As Vice-President of the European Parliament, I had the honour of representing the Parliament and the 500 million citizens it represents at the 200th anniversary of the Battle of Waterloo in Belgium today (Thursday, June 18th).
The Battle of Waterloo is widely regarded as a very significant moment in European history as the beginning of the end of the Napoleonic wars, with the defeat of the French Emperor by an alliance of other armies.
On this day in 1815, it was the seventh Coalition, a Prussian Army, and an Anglo-Allied Army commanded by the Duke of Wellington which defeated the French Empire forces led by Michael Ney and Napoleon Bonaparte.
The Battle of Waterloo carries great Irish significance too as numerous Irish men fought and died in the battle and in the war leading up to it. Importantly, the Duke of Wellington who led the Anglo-Allied army was in fact Irish – born in Dublin and had grown up in Trim, Co Meath. The Duke is considered of one the greatest military figures in European history.
The series of events planned to commemorate the bicentenary include two major re-enactments of the battle itself and special events surrounding many of the monuments still standing at Waterloo.
Events like these serve as valuable reminders of the true horror of the battles and war times that Europe endured. It is worthwhile remembering that the EU was founded in an effort to unite the countries of Europe in peace and in a spirit of cooperation for economic prosperity and stability.
All of the speeches at today’s commemoration were about peace and reconciliation not war. The evolution of the EU as it is today out of the ashes of was was also spoke about and the need to continue to build on that project.
The situation in Greece is again of huge concern and today (Thursday), EU leaders are meeting once to discuss the difficult impasse in talks between the Greek government and its EU-IMF creditors.
Most recently, European Commission President Jean-Claude Juncker called on the Greek Government to inform its citizens about the reality of the talks, the proposals on the table and the reality of the situation.
While it is certainly a difficult situation, real compromises are required to stabilise the situation.
No one really knows what lies ahead…
Food supply chain
This week I took part in a meeting on the food supply chain, involving participants from farming organisations and other European policy-makers.
Achieving a fair and sustainable food supply chain in Europe is a challenge that I have been closely involved in in recent times. Currently, it is clear that some farmer producers are being squeezed beyond breaking point by an imbalance of power between producers and retailers and other layers of the food supply chain which urgently needs to be addressed.

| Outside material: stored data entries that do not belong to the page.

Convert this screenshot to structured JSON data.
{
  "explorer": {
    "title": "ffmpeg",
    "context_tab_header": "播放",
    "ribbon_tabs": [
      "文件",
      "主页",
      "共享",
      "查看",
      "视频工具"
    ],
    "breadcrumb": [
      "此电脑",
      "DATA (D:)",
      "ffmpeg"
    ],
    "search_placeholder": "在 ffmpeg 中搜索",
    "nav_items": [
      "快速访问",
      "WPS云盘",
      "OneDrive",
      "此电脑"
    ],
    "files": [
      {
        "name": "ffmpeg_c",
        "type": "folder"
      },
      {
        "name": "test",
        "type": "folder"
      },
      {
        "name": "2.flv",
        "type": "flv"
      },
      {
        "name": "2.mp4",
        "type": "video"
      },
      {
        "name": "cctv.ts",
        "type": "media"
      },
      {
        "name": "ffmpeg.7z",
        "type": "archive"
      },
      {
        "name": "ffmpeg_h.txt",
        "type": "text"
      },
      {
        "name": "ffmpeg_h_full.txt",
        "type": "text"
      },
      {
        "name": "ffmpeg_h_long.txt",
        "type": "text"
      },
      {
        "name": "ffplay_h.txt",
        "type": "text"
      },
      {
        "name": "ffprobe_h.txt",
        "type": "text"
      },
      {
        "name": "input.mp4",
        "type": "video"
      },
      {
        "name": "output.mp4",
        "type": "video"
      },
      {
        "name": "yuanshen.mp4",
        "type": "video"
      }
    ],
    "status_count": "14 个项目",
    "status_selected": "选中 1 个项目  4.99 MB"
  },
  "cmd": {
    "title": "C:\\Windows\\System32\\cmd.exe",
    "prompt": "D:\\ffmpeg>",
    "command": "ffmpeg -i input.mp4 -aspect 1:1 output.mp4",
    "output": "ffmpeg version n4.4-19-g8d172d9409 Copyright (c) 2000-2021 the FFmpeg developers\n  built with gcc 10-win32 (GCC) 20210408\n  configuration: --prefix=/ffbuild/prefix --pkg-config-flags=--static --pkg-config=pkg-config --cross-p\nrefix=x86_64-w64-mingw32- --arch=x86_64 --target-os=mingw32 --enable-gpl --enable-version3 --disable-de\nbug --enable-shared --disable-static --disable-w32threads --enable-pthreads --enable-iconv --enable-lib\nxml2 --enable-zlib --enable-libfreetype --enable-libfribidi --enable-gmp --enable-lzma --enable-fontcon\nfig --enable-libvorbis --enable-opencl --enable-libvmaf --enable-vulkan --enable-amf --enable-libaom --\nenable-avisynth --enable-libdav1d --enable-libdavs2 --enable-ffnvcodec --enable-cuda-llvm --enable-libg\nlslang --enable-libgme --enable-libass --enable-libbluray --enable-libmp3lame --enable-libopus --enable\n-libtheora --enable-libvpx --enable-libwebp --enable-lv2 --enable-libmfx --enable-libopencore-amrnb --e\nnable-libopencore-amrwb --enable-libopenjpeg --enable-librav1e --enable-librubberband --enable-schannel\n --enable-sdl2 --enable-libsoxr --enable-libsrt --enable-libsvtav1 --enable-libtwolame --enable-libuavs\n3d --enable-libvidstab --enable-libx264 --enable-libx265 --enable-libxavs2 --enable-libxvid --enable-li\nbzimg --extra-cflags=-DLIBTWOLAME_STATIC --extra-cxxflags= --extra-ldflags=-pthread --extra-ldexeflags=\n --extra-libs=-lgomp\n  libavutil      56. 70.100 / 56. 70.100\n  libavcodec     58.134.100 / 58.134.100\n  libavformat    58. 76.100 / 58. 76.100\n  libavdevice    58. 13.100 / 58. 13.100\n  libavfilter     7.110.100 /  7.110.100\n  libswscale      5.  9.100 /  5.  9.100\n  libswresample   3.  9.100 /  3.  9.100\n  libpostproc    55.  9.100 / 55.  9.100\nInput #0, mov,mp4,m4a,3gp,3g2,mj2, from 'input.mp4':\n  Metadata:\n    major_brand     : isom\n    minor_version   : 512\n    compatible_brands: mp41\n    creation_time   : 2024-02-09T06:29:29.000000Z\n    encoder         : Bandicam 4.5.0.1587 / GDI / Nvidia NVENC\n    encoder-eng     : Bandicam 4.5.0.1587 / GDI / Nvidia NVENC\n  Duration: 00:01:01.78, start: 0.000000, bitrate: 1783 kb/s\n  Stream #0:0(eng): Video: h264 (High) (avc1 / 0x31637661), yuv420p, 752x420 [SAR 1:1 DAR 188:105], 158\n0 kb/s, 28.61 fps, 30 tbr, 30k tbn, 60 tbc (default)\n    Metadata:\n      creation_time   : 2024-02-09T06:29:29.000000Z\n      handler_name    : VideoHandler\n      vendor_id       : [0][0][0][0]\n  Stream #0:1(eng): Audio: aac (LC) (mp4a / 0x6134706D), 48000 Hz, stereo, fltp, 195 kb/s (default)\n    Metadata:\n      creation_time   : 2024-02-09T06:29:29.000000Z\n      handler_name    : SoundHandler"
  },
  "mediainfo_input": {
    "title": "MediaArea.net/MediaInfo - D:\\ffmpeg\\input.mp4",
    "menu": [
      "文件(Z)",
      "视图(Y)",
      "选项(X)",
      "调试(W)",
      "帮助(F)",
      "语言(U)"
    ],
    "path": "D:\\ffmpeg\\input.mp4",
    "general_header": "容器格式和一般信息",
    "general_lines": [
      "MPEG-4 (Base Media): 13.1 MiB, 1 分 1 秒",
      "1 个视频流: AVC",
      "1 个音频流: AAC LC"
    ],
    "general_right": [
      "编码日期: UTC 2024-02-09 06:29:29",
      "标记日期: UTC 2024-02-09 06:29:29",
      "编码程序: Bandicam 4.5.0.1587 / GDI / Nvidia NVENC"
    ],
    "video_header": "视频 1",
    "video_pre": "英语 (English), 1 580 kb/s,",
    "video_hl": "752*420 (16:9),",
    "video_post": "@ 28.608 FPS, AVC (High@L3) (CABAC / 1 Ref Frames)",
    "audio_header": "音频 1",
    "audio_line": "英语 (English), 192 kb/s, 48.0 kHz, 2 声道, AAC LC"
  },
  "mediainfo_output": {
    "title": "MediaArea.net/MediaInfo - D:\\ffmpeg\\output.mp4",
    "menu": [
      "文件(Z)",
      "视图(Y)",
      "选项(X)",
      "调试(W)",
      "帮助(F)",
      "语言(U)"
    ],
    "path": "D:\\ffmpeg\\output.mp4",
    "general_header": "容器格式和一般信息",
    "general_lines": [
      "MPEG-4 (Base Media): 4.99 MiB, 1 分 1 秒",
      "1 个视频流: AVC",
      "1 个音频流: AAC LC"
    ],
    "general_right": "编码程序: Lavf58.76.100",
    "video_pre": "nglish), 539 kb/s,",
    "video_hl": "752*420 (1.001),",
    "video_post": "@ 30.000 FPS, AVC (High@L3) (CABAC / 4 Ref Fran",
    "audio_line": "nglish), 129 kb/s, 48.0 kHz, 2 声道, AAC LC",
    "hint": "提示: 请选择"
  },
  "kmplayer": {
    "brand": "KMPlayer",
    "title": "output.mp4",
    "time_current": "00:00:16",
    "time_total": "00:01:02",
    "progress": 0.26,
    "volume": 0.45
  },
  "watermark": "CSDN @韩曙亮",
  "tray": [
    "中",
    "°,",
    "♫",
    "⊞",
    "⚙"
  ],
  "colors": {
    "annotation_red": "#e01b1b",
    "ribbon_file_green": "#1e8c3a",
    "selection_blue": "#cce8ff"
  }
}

At EU level we are demanding that our farmers invest in sustainable food production systems that are mindful of environmental impacts, and ask that they produce more for less cost.
If we want to secure a future for the European agriculture sector, we need to ensure farmers can make a living from their career on the land, and that means a fair return for their work and investment. Large retailers have a large amount of negotiating power often unfairly driving down prices.
I am of the view that some legislative requirements are needed to rebalance the food supply chain.